Korean text resources in Java

I just spent a day or two wrestling with text resources sent to us by a Korean affiliate. They are bits of data that must be displayed via the browser in Korean. The process I use is outlined in the remainder of this post.

Java is Unicode-based. That’s all well and good, but it doesn’t mean that it can always deal with native Unicode text. In some cases, like .properties files read from disk, the text must be escaped ASCII.

I’ve found that the easiest way to transmit text from a foreign partner using Microsoft Word. Word stores its text as Unicode by default and is widely available and understood. It also displays the foreign text accurately so it can be used to visually compare web page results to original documentation. A plus if you don’t read Korean!

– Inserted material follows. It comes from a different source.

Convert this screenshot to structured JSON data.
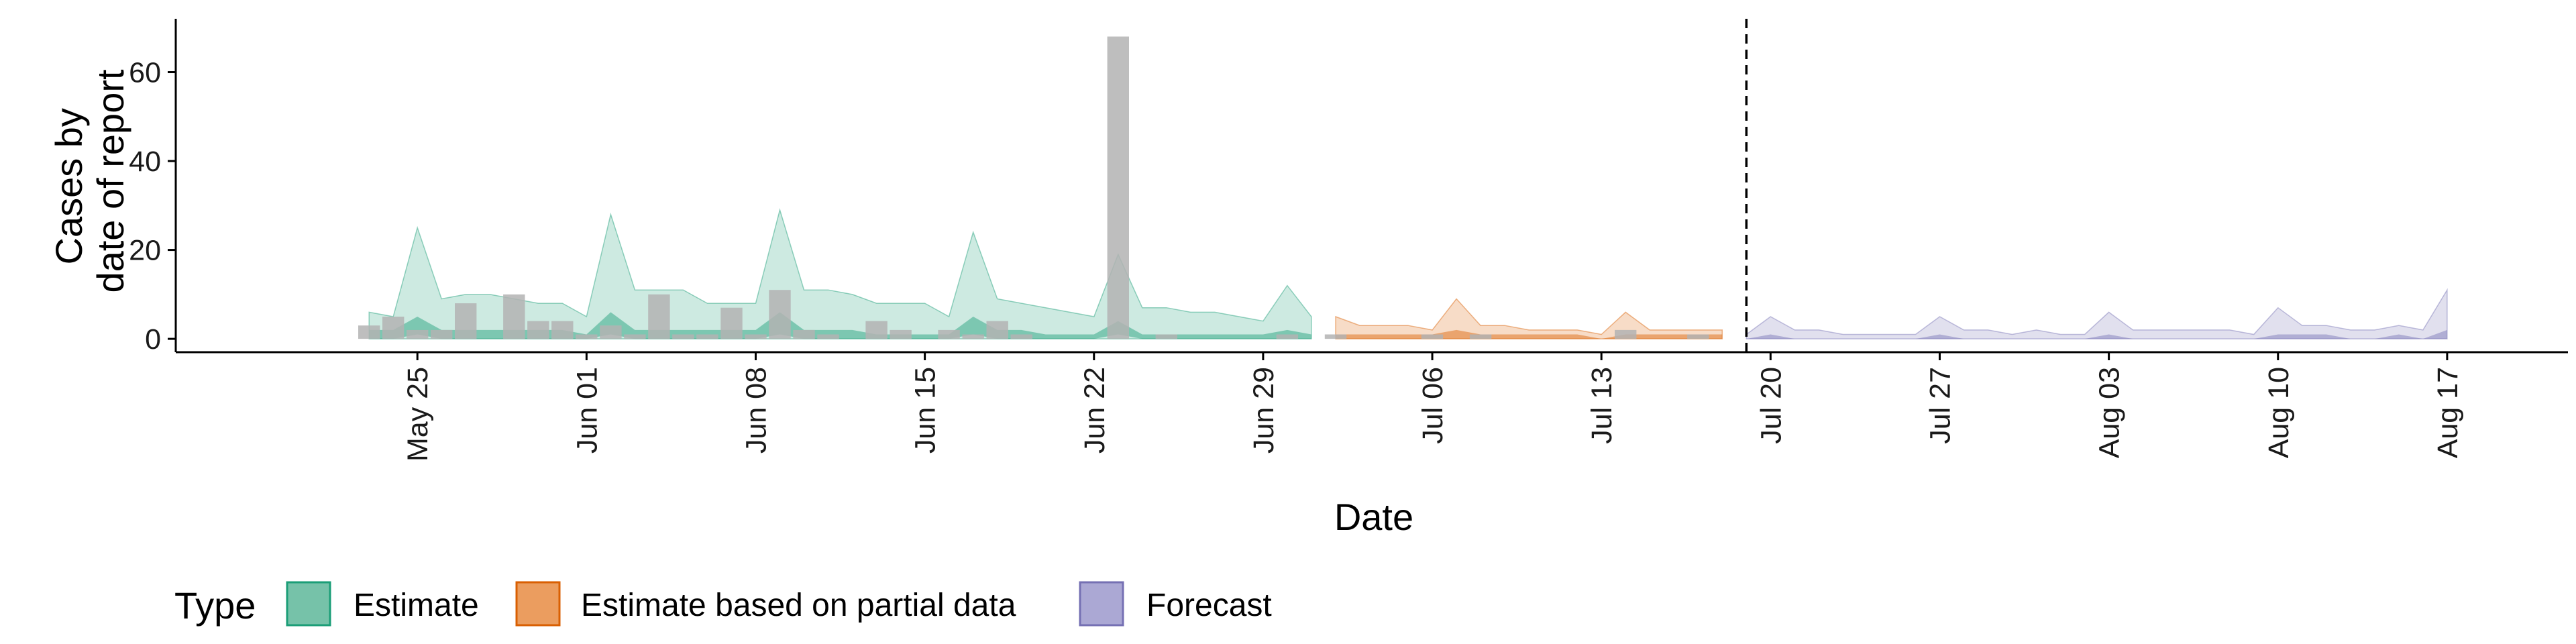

Since Java will not read files stored natively in Unicode, we need to get it into encoded ASCII format. This is done by using the native2ascii tool provided with the JVM. So how does this all fit into the software lifecycle?

Here’s the plan:

1. Obtain native text using Microsoft Word, or any text editor that can store a recognizeable native format. Make sure you know the encoding of the original text; native2ascii will need this. Since we carry the data in Word, the native encoding is UTF8. Other encodings are listed here.

2. Store a native version of the .properties file using a different extension. I use .utf8 for UTF-8, since that seems to keep things clear. In this copy of the file, native text can be pasted directly into the file. Using the Eclipse editor, this maintains the original visual glyphs exactly like Word.

3. Setup an Ant task that calls native2ascii on any applicable resource directories, using UTF8 as the source encoding. The same task can write the output files with the .properties extension. Each type of native source file you maintain will need its own command, which can be called from a single precompile task, like such:

4. Deploy your application!

The key here is to treat the encoded ASCII resources as build artifacts, and not version them. So for an application like ours, I store only resources_ko.utf8, not the resulting resources_ko.properties. This allows us to maintain only the native copy, and check the properties against what comes out on the screen.

One thought on “Korean text resources in Java

  1. Much easier than the klunky way I was doing it – getting EUC-KR text files as foo_kr.txt, and converting from native2ascii using EUC-KR encoding to a foo_kr.properties destination. Though my original solution could be easily ant automated, there is probably less chance for error on these files when edited by the third party using Word.